Tuesday, November 30, 2010

Tricia shares story of hope

Tricia Henderson, supervisor for speech services, shared this story of inspiration from a recent speech evaluation:

"I met an extremely brave person while doing an evaluation a few weeks ago. A beautiful mother of two came in to have her youngest son evaluated for language delay. Her older son was already in our program, diagnosed with autism, and making good progress... saying words he never attempted prior to joining us. The sweet mother smiled as she told me she feared her second son was also autistic; she recently had seen the neurologist who hesitated to diagnose the second boy at 18 months since he had some very appropriate social skills.The mom wanted to get some idea about his language delay and to hear what a speech pathologist thought.

As we did the interview, I was encouraged to see that the baby had many good and promising social behaviors... he laughed, sought the source of voices, played speech-gesture games like "pat a cake", and sought interaction with his brother by crawling up to him to look at his toy.
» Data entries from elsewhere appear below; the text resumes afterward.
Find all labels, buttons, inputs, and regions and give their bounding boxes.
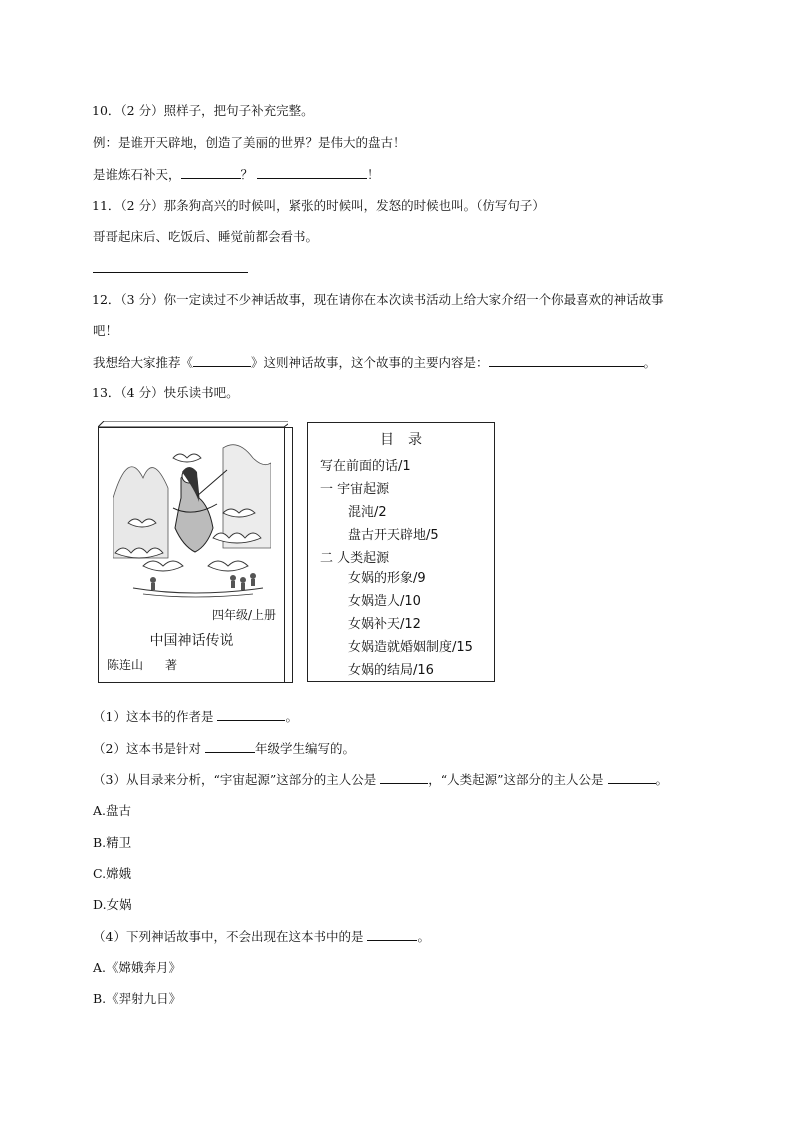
- q10-blank-2[interactable]: [257, 166, 367, 179]
- option-b[interactable]: B.精卫: [93, 835, 132, 850]
- option-a[interactable]: A.《嫦娥奔月》: [93, 960, 182, 975]
- q13-sub1-a: （1）这本书的作者是: [93, 709, 214, 724]
- q13-sub3-b: ，“人类起源”这部分的主人公是: [428, 772, 604, 787]
- q13-sub2: [93, 740, 355, 757]
- toc-item: 女娲的结局/16: [348, 663, 434, 678]
- q13-sub1-b: 。: [285, 709, 298, 724]
- q13-sub4-b: 。: [417, 929, 430, 944]
- toc-item: 女娲补天/12: [348, 617, 421, 632]
- option-d[interactable]: D.女娲: [93, 897, 132, 912]
- q13-sub4: [93, 928, 430, 945]
- q13-sub4-blank[interactable]: [367, 928, 417, 941]
- option-c[interactable]: C.嫦娥: [93, 866, 132, 881]
- q13-sub1-blank[interactable]: [217, 708, 285, 721]
- q13-sub3-blank-2[interactable]: [608, 771, 656, 784]
- q11-answer-blank[interactable]: [93, 272, 248, 273]
- q12-header: 12．（3 分）你一定读过不少神话故事，现在请你在本次读书活动上给大家介绍一个你最喜欢的神话故事: [92, 292, 664, 307]
- book-contents: [307, 422, 495, 682]
- book-grade: 四年级/上册: [211, 608, 276, 622]
- q13-sub3-a: （3）从目录来分析，“宇宙起源”这部分的主人公是: [93, 772, 377, 787]
- q11-line: 哥哥起床后、吃饭后、睡觉前都会看书。: [93, 229, 319, 244]
- toc-item: 二 人类起源: [320, 551, 390, 566]
- q12-line: [93, 354, 656, 371]
- q12-header-cont: 吧！: [93, 323, 119, 338]
- book-cover: [98, 421, 292, 681]
- q13-sub2-b: 年级学生编写的。: [254, 741, 355, 756]
- q10-blank-1[interactable]: [181, 166, 241, 179]
- q13-sub3-c: 。: [655, 772, 669, 787]
- toc-title: 目录: [380, 432, 436, 448]
- book-front: [98, 427, 285, 683]
- q10-prompt-b: ？: [240, 167, 254, 182]
- q10-prompt: [93, 166, 380, 183]
- book-author-suffix: 著: [165, 658, 178, 672]
- toc-item: 混沌/2: [348, 505, 387, 520]
- q10-header: 10．（2 分）照样子，把句子补充完整。: [92, 103, 314, 118]
- toc-item: 一 宇宙起源: [320, 482, 390, 497]
- toc-item: 女娲造就婚姻制度/15: [348, 640, 473, 655]
- option-b[interactable]: B.《羿射九日》: [93, 991, 182, 1006]
- book-spine: [284, 427, 293, 683]
- q13-sub2-a: （2）这本书是针对: [93, 741, 201, 756]
- book-author-name: 陈连山: [107, 658, 144, 672]
- q12-line-a: 我想给大家推荐《: [93, 355, 194, 370]
- q10-example: 例：是谁开天辟地，创造了美丽的世界？是伟大的盘古！: [93, 135, 406, 150]
- toc-item: 女娲的形象/9: [348, 571, 426, 586]
- toc-item: 盘古开天辟地/5: [348, 528, 439, 543]
- q13-sub2-blank[interactable]: [205, 740, 255, 753]
- q13-header: 13．（4 分）快乐读书吧。: [92, 385, 239, 400]
- q13-sub3: [93, 771, 668, 788]
- option-a[interactable]: A.盘古: [93, 803, 132, 818]
- book-title: 中国神话传说: [149, 633, 234, 649]
- toc-item: 女娲造人/10: [348, 594, 421, 609]
- q10-prompt-c: ！: [367, 167, 380, 182]
- q10-prompt-a: 是谁炼石补天，: [93, 167, 181, 182]
- q13-sub3-blank-1[interactable]: [380, 771, 428, 784]
- q13-sub1: [93, 708, 298, 725]
- book-author: [107, 656, 177, 673]
- q12-line-c: 。: [643, 355, 657, 370]
- q12-blank-content[interactable]: [489, 354, 644, 367]
- toc-item: 写在前面的话/1: [320, 459, 411, 474]
- q13-sub4-a: （4）下列神话故事中，不会出现在这本书中的是: [93, 929, 364, 944]
- nuwa-illustration: [113, 438, 271, 598]
- q12-blank-title[interactable]: [193, 354, 251, 367]
- q12-line-b: 》这则神话故事，这个故事的主要内容是：: [251, 355, 489, 370]
- q11-header: 11．（2 分）那条狗高兴的时候叫，紧张的时候叫，发怒的时候也叫。（仿写句子）: [92, 198, 545, 213]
This young one was definitely delayed but did not seem autistic; he was interested in others and responded to language. Only time will tell.

Our plan is to place him in an appropriate language group just as soon as possible since early intervention is the KEY for both autism and for language delay. As the mother left she said, 'I'm pregnant and the neurologist said if it is a girl, the odds go down for autism. We're hoping for the best!' I could not help but offer a silent prayer for the baby to be born....knowing that no matter what, that baby would be loved and cared for by a very brave mother and father."